A Stephen se le ocurrió un montón de argumentos contundentes para oponerse a ese, pero hacía mucho tiempo que había dejado de expresar su opinión a todos menos a sus amigos íntimos y, sonriendo, se limitó a decir:

—Bueno, es un punto de vista.

—De todas formas —dijo Wray—, nuestro deber es, si me permite la expresión, minar la fortaleza del imperio universal. Por mi parte —dijo, inclinándose hacia la mesa—, tengo que realizar una delicada misión dentro de poco y me gustaría que me asesorara. El almirante me dijo que podía consultarle sobre ella. Tan pronto como llegue, habrá una reunión general, y quisiera que tuviera la amabilidad de asistir.

Stephen dijo que estaba a la disposición del señor Wray. En ese momento dieron la hora numerosos relojes cerca y lejos de allí, y Stephen se dio cuenta de que se le había hecho tarde para la cita con Laura Fielding por lo que, poniéndose de pie de un salto, se despidió.

Wray vio cómo Stephen cruzaba la plaza apresuradamente y luego desaparecía en la concurrida calle. Entonces regresó a la iglesia, que a esa hora estaba vacía, observó cómo estaban colocadas las velas de la capilla de San Roque y fue hasta la nave lateral que miraba al sur. Allí había una pequeña puerta que ahora no estaba cerrada con llave, como habitualmente estaba; Wray la abrió y pasó al claustro, que estaba lleno de barriles de distinto tamaño, y, al llegar a una esquina, atravesó un pasillo que llevaba a un almacén, también lleno de barriles, y entre ellos estaba Lesueur, que tenía un cuaderno y una pluma en la mano, y un cuerno que servía de tintero enganchado en el ojal.

—Ha llegado muy tarde, señor Wray —dijo—. Es sorprendente que las velas no se hayan apagado todavía.

—Sí. Estaba hablando con un hombre que me encontré en la iglesia.

—Eso me dijeron. ¿Y qué tenía usted que decir al doctor Maturin?

—Hablamos del canto gregoriano. ¿Por qué lo pregunta?

—¿Sabe que es un espía?

—¿Para quién trabaja?

—Para usted, naturalmente. Para el Almirantazgo.

—He oído que le han consultado sobre algunos asuntos. Sé que le han pedido que examinara algunos informes sobre la situación política de Cataluña porque él la conoce bien, y que ha asesorado al secretario del almirante sobre los asuntos relacionados con España, pero de ahí a que sea un espía… No, no creo que sea un espía. Además, su nombre no aparece en la lista de órdenes de pago.

—¿No sabe que fue él quien mató a Dubreuil y Pontet-Canet en Boston, quien destruyó casi por completo la organización de Joliot introduciendo falsa información en el Ministerio de Guerra, quien arruinó nuestras relaciones con los norteamericanos?

—¡No! —gritó Wray.

—Entonces, el señor Blaine no ha sido franco con usted. Tal vez no lo ha sido porque es muy astuto, o tal vez porque alguien, en algún lugar, vio algo que le infundió sospechas. Debe usted vigilar los canales de información, amigo mío.
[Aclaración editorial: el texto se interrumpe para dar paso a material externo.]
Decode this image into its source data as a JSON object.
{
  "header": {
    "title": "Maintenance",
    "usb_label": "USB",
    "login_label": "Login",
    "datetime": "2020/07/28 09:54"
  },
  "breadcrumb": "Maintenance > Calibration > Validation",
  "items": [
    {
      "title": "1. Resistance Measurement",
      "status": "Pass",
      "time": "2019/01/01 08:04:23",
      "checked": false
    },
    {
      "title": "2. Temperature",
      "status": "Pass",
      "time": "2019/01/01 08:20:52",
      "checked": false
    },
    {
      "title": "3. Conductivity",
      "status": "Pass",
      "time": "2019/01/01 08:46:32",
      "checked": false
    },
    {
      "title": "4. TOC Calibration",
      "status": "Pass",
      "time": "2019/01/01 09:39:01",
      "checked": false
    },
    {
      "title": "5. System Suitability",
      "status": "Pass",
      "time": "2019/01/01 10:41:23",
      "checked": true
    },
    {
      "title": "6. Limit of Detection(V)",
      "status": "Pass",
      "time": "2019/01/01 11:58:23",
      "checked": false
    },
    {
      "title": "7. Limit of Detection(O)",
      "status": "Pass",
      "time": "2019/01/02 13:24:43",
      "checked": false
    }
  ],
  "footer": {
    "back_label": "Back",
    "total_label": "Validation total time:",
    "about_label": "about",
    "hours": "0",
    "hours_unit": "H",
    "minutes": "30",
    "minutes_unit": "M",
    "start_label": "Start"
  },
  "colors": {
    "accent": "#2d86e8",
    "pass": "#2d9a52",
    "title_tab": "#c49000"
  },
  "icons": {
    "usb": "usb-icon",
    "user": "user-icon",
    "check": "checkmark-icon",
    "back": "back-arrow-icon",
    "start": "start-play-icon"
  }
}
—Me sé la lista de pagos casi de memoria —dijo Wray—, y puedo asegurarle que el nombre de Maturin no está en ninguna de ellas.

—Estoy seguro de que es cierto —dijo Lesueur—. Es un idealista, como usted, y precisamente por eso es tan peligroso. Pero es mejor así, porque si lo hubiera sabido, no habría podido hablar con naturalidad con él. Si sospechan algo, y si él lo sabe, es probable que les diga que sus sospechas son infundadas. ¿Le habló de la misión?

—La mencioné y le dije que quería que asistiera a la reunión cuando el comandante general llegara.

—Muy bien. Pero es mejor guardar las distancias. Trátele como a un consejero político, como a un experto en algunos asuntos, pero nada más. Aparte de la vigilancia ordinaria, hay un agente vigilándole sólo a él. No hay duda de que tiene una red de informadores, algunos en Francia, y el nombre de al menos uno de ellos podría llevarnos a los demás y luego a París… Pero es como un animal peligroso y con una dura coraza, y si este agente no tiene éxito pronto, es improbable que consigamos nuestro objetivo, así que tendré que pedirle que busque una manera plausible de quitarle de en medio sin que comprometa su posición.

—Ya veo —dijo Wray y, después de reflexionar durante unos momentos, añadió—: Eso se puede arreglar. Si no se presenta una oportunidad antes, el dey de Mascara resolverá el problema. Verdaderamente —agregó después de pensar un minuto—, el dey nos será muy útil. Podremos matar dos pájaros de un tiro.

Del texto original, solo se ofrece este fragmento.